I'm working on a photo viewer. In this context, I wrote a small class to be able to read and use some EXIF data, as e.g. image orientation. This class works well for reading.
However, I want to add a new option to rotate photos. I want to rotate and write the photo data itself, not just rewrite the orientation tag. I already wrote the code to rotate and save the primary JPEG image, and it works well. But I also need to rotate the thumbnail contained in the EXIF data, if any, to keep the image coherent. For this reason I need to write in the EXIF data, to replace the existing thumbnail.
But this raises some questions, that I've some trouble answering, namely:
- Can the EXIF data contain more than 1 thumbnail, and if yes, what is the maximum thumbnail count that an image can contain?
- What are the supported formats for thumbnails? (I found JPEG and TIFF, are there others?)
- Is there any guarantee in the EXIF standards that the thumbnails are always written in the late EXIF data, just before the primary image?

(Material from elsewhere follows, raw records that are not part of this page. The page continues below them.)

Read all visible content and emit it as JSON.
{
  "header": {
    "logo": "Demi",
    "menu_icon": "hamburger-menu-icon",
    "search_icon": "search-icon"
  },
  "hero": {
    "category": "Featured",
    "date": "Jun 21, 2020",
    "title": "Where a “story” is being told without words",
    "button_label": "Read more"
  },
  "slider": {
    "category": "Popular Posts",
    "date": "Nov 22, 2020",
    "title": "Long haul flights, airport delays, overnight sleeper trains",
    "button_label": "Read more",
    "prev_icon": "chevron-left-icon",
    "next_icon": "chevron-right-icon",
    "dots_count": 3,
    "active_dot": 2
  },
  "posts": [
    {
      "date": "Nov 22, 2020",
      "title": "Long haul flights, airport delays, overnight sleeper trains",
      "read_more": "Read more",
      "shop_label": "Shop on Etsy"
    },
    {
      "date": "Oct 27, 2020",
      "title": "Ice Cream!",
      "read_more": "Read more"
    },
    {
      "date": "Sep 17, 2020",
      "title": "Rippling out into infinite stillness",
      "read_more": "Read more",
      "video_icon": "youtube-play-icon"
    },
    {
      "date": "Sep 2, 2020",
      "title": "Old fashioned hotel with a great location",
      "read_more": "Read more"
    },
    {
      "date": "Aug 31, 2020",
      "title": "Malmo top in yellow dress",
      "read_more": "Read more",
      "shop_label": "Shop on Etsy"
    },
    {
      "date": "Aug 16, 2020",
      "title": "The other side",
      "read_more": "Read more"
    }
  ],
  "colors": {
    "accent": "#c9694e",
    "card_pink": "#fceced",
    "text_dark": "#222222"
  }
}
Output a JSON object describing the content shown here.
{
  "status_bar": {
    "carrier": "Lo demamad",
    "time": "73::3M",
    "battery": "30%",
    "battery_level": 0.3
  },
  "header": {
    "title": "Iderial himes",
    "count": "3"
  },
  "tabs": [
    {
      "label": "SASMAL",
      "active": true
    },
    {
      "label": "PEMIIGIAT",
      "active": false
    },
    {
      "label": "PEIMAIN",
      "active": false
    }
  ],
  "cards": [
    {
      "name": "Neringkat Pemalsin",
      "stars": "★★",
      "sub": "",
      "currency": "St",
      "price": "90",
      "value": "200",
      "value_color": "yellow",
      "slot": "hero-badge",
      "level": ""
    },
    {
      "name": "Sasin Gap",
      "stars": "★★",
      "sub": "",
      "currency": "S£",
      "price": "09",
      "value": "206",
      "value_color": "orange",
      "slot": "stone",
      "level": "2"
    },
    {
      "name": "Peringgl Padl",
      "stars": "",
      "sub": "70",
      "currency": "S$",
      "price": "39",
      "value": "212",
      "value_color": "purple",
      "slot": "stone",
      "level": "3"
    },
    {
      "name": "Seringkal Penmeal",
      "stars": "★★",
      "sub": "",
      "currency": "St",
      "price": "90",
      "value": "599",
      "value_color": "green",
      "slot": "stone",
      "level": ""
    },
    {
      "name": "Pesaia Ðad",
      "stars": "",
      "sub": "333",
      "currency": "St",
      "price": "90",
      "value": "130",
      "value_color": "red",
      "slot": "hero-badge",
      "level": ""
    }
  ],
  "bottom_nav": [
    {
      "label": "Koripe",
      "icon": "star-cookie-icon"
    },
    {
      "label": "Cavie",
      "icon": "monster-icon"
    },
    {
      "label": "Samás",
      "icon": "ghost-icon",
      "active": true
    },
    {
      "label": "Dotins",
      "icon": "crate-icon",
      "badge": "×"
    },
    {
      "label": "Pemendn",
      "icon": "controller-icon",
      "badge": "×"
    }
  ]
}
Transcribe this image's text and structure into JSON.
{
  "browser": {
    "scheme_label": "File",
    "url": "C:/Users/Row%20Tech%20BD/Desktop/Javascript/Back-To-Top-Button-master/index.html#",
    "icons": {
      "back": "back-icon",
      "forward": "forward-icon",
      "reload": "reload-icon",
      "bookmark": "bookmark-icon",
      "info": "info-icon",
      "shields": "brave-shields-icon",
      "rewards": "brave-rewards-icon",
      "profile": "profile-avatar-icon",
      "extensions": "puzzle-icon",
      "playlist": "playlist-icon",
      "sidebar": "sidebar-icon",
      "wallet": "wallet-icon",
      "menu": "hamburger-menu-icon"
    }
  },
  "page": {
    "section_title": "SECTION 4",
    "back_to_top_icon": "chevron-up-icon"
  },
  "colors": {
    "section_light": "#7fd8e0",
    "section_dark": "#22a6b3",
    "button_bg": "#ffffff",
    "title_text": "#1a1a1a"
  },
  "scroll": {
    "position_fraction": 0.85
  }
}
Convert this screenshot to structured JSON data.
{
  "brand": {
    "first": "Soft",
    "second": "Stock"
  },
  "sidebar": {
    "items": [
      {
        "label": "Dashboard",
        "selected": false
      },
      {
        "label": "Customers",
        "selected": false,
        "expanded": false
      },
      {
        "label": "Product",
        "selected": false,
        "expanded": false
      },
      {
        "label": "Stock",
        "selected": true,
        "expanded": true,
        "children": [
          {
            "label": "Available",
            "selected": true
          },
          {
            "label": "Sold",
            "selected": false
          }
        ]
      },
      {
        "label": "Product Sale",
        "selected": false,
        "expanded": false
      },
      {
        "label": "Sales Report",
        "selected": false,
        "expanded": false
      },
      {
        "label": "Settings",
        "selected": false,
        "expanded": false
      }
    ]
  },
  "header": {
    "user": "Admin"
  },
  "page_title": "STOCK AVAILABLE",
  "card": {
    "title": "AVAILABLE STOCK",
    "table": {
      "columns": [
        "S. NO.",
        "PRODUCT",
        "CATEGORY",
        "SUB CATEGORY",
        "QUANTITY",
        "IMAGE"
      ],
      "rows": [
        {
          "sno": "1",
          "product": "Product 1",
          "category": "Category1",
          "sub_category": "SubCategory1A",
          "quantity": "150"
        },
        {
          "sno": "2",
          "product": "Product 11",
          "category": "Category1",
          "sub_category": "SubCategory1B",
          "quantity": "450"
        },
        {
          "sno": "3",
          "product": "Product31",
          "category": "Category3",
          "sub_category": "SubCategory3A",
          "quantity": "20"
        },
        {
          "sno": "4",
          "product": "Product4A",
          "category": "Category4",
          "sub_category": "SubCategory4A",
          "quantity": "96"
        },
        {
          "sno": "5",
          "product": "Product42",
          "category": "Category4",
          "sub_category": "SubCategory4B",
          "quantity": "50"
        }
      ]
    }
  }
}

- If not, then each tags containing an offset that points to a location beyond the thumbnail to replace should be updated. So, is there a standard way to iterate through all tags and sub-directories, to recognize which EXIF tags contain offsets, and to update them if needed? Or is the only way to read a number maximum of tags and rewrite only the ones that are known?
- Or is there a way to guarantee that the size of the newly rotated thumbnail will be smaller or equal to previous thumbnail size to replace with?